On Tuesday, Tiffany & Co. (NYSE:TIF) will release its latest quarterly results. Given how well the stock has been doing lately, will the company be able to satisfy investors looking for continued strong performance from the jewelry-maker, or will a surprise shortfall send shares plunging?
The high-end luxury market held up far better during the recession than retail companies aiming further down the income chain, and Tiffany & Co. (NYSE:TIF) was one of the big beneficiaries from that trend. Concerns about a slowdown in China has had more of an impact on the jewelry company, although even Asian economic weakness hasn’t held back its shares. Let’s take an early look at what’s been happening with Tiffany over the past quarter and what we’re likely to see in its quarterly report.
Stats on Tiffany
Analyst EPS Estimate | $0.52 |
Change From Year-Ago EPS | (19%) |
Revenue Estimate | $855.14 million |
Change From Year-Ago Revenue | 4.4% |
Earnings Beats in Past 4 Quarters | 1 |
Will Tiffany’s challenges be a one-time event this quarter?

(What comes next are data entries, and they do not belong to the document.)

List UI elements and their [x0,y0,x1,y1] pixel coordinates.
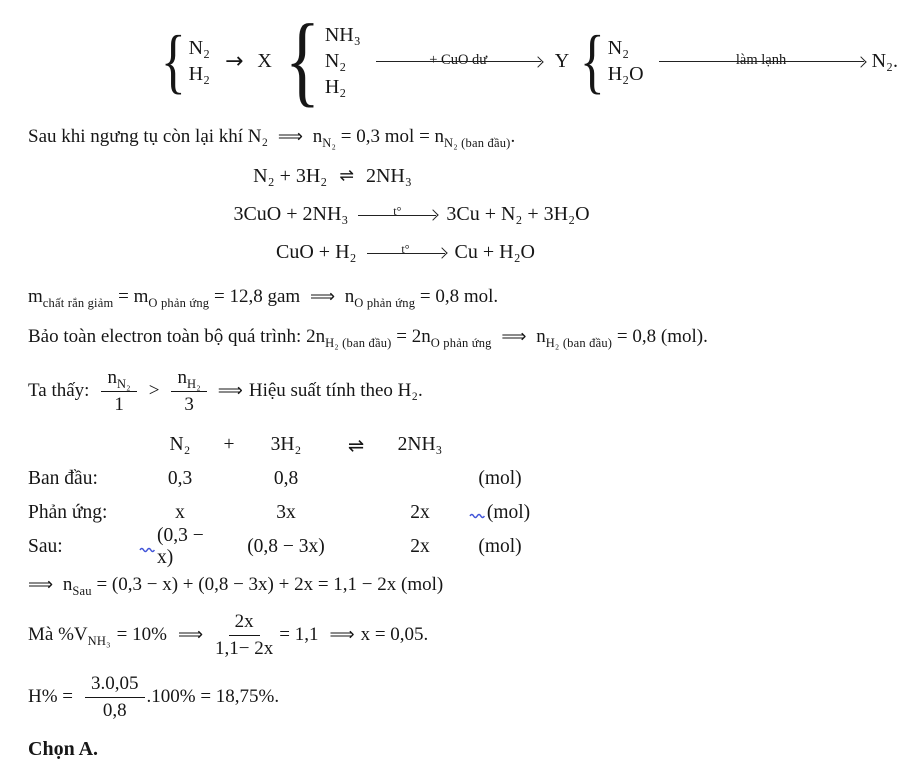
percent-line [28,608,773,662]
text-run: .100% = 18,75%. [146,686,280,707]
text-run: = [118,286,129,307]
var-base: m [133,286,149,307]
n-variable [344,286,416,310]
table-cell: (0,8 − 3x) [247,536,325,557]
greater-than: > [148,380,160,401]
var-subscript: NH₃ [87,633,111,648]
text-run: Ta thấy: [28,380,90,401]
implies-arrow: ⟹ [28,575,54,595]
var-subscript: Sau [72,583,92,598]
fraction [85,672,145,723]
temperature-label: t° [401,242,410,256]
var-base: n [344,286,355,307]
implies-arrow: ⟹ [217,381,243,401]
n-variable [306,326,392,350]
implies-arrow: ⟹ [501,327,527,347]
n-variable [62,574,92,598]
equation-left: 3CuO + 2NH₃ [233,203,349,225]
cuo-reaction-arrow [376,50,541,72]
table-cell [140,525,220,568]
table-cell: (mol) [478,468,522,489]
table-cell [462,428,538,462]
ice-table [28,428,773,568]
final-product: N₂. [871,49,898,72]
equation-left: N₂ + 3H₂ [253,165,328,187]
m-variable [28,286,114,310]
equation-synthesis [28,160,773,192]
mixture-x-label: X [257,49,272,72]
var-subscript: H₂ [186,376,201,391]
feed-mixture [189,35,210,87]
table-cell: 3H₂ [270,434,302,455]
text-run: = 0,3 mol = [340,126,430,147]
v-variable [28,624,111,646]
mixture-y-contents [608,35,644,87]
efficiency-line [28,670,773,724]
var-base: m [28,286,43,307]
ratio-line [28,364,773,418]
table-cell [378,462,462,496]
var-base: n [177,366,187,388]
equation-right: Cu + H₂O [454,241,535,263]
table-cell: 0,8 [273,468,299,489]
mixture-y-label: Y [554,49,570,72]
arrow-shaft [376,61,541,62]
reaction-scheme [156,4,898,118]
n-variable [434,126,511,150]
fraction-denominator: 3 [184,393,194,415]
var-subscript: H₂ (ban đầu) [325,335,392,350]
var-base: n [312,126,323,147]
table-cell: 2x [410,502,430,523]
implies-arrow: ⟹ [277,127,303,147]
formula: N₂ [188,37,210,59]
table-cell: 3x [276,502,296,523]
equilibrium-arrow: ⇌ [347,433,365,457]
brace: { [160,20,186,101]
fraction-numerator [101,366,136,392]
fraction-numerator [171,366,206,392]
condense-line [28,122,773,152]
fraction-denominator: 0,8 [102,699,127,721]
var-subscript: O phản ứng [430,335,492,350]
equation-cuo-nh3 [28,198,773,230]
n-variable [312,126,337,150]
arrow-condition-label: + CuO dư [429,52,488,68]
table-cell-text: (mol) [486,502,531,523]
spellcheck-squiggle-icon [470,502,485,524]
text-run: Bảo toàn electron toàn bộ quá trình: [28,326,302,347]
text-run: H% = [28,686,74,707]
table-cell [334,530,378,564]
fraction-denominator: 1,1− 2x [215,637,274,659]
temperature-arrow [367,236,445,268]
n-variable [536,326,613,350]
text-run: = 0,8 mol. [419,286,499,307]
fraction [171,366,206,417]
text-run: Sau khi ngưng tụ còn lại khí N₂ [28,126,269,147]
table-cell-text: (0,3 − x) [157,525,204,568]
text-run: Mà %V [28,624,88,645]
equilibrium-arrow: ⇌ [339,166,354,186]
temperature-label: t° [393,204,402,218]
n-variable [411,326,492,350]
arrow-shaft [358,215,436,216]
text-run: = 1,1 [279,624,319,645]
equation-right: 2NH₃ [365,165,412,187]
equation-right: 3Cu + N₂ + 3H₂O [446,203,590,225]
table-cell: x [175,502,185,523]
var-base: n [434,126,445,147]
table-cell [220,530,238,564]
implies-arrow: ⟹ [177,625,204,645]
text-run: = (0,3 − x) + (0,8 − 3x) + 2x = 1,1 − 2x (mol) [96,574,444,595]
brace: { [284,4,320,118]
text-run: . [510,126,516,147]
equation-cuo-h2 [28,236,773,268]
temperature-arrow [358,198,436,230]
table-cell [334,462,378,496]
electron-line [28,322,773,352]
right-arrow: → [224,48,244,74]
table-cell: N₂ [169,434,191,455]
table-cell: 2NH₃ [397,434,443,455]
text-run: = [396,326,407,347]
var-subscript: O phản ứng [148,295,210,310]
var-subscript: N₂ (ban đầu) [444,135,511,150]
table-cell [220,462,238,496]
arrow-shaft [659,61,864,62]
var-base: n [536,326,546,347]
brace: { [579,20,605,101]
cooling-arrow [659,50,864,72]
var-subscript: O phản ứng [354,295,416,310]
formula: N₂ [607,37,630,59]
var-subscript: N₂ [322,135,337,150]
fraction [101,366,136,417]
table-cell: 2x [410,536,430,557]
table-cell [28,428,140,462]
table-cell: 0,3 [167,468,193,489]
text-run: = 12,8 gam [214,286,301,307]
implies-arrow: ⟹ [329,625,355,645]
fraction-numerator: 3.0,05 [85,672,145,698]
mixture-x-contents [325,22,361,100]
table-cell: + [223,434,235,455]
table-cell [462,496,538,530]
formula: H₂O [607,63,644,85]
formula: N₂ [324,50,347,72]
arrow-condition-label: làm lạnh [735,52,787,68]
text-run: x = 0,05. [360,624,429,645]
fraction [215,610,273,661]
var-base: n [107,366,117,388]
arrow-shaft [367,253,445,254]
m-variable [133,286,210,310]
var-base: n [62,574,73,595]
formula: H₂ [188,63,210,85]
table-cell [334,496,378,530]
table-row-label: Sau: [28,536,63,557]
table-cell: (mol) [478,536,522,557]
text-run: = 10% [116,624,167,645]
mass-line [28,282,773,312]
fraction-numerator: 2x [229,610,260,636]
text-run: = 0,8 (mol). [616,326,708,347]
var-base: 2n [306,326,326,347]
sum-line [28,570,773,600]
formula: NH₃ [324,24,361,46]
fraction-denominator: 1 [114,393,124,415]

In recent months, Tiffany & Co. (NYSE:TIF) has had analysts downgrade its earnings prospects, although they’ve focused on short-term cuts. For the April quarter, analysts have cut estimates by 20%, but for the full fiscal-year, a $0.03 reduction in expectations amounts to less than 1%. Meanwhile, the shares have continued their upward run, rising nearly 20% since late February.
Tiffany did a good job defying the U.S. economic slowdown, and thus far, it has also defied the economic slowdown in Asia as well. Despite overall flat same-store sales and profits that rose only slight during its fourth quarter, Tiffany & Co. (NYSE:TIF) saw 13% higher sales in its Asia-Pacific region. In addition, the company managed to give guidance expressing optimism that its earnings would recover by the end of the current fiscal year.
One key to Tiffany’s success has been its realization that its brand-value is an essential asset. Companies throughout the luxury-retail industry learned from Tiffany’s mistake during the financial crisis, when it introduced lower-priced merchandise to try to draw in a wider customer base. That move backfired, and now, both Tiffany & Co. (NYSE:TIF) and handbag and accessories maker Coach, Inc. (NYSE:COH) have figured out that discounting is almost never the right move, with Coach in particular having drawn big international growth by maintaining the integrity of its high-end brand.
Yet the concern that many people have about Tiffany is its valuation. Admittedly, red-hot Michael Kors Holdings Ltd (NYSE:KORS) sports an earnings multiple that at 35 is well above Tiffany’s mid-20s level. Yet Kors has the potential for 30% growth over the next several years, while Tiffany & Co. (NYSE:TIF) is much more of a mature business. Meanwhile, Coach, Inc. (NYSE:COH) trades at a much more reasonable 16 times trailing earnings despite having similar growth potential.
In Tiffany’s report, watch for the company to discuss the long-term impact of much lower prices for gold and other precious metals. If Tiffany can avoid having to pass through input-cost declines in order to stay competitive, the yellow metal’s move down could support further gains for Tiffany.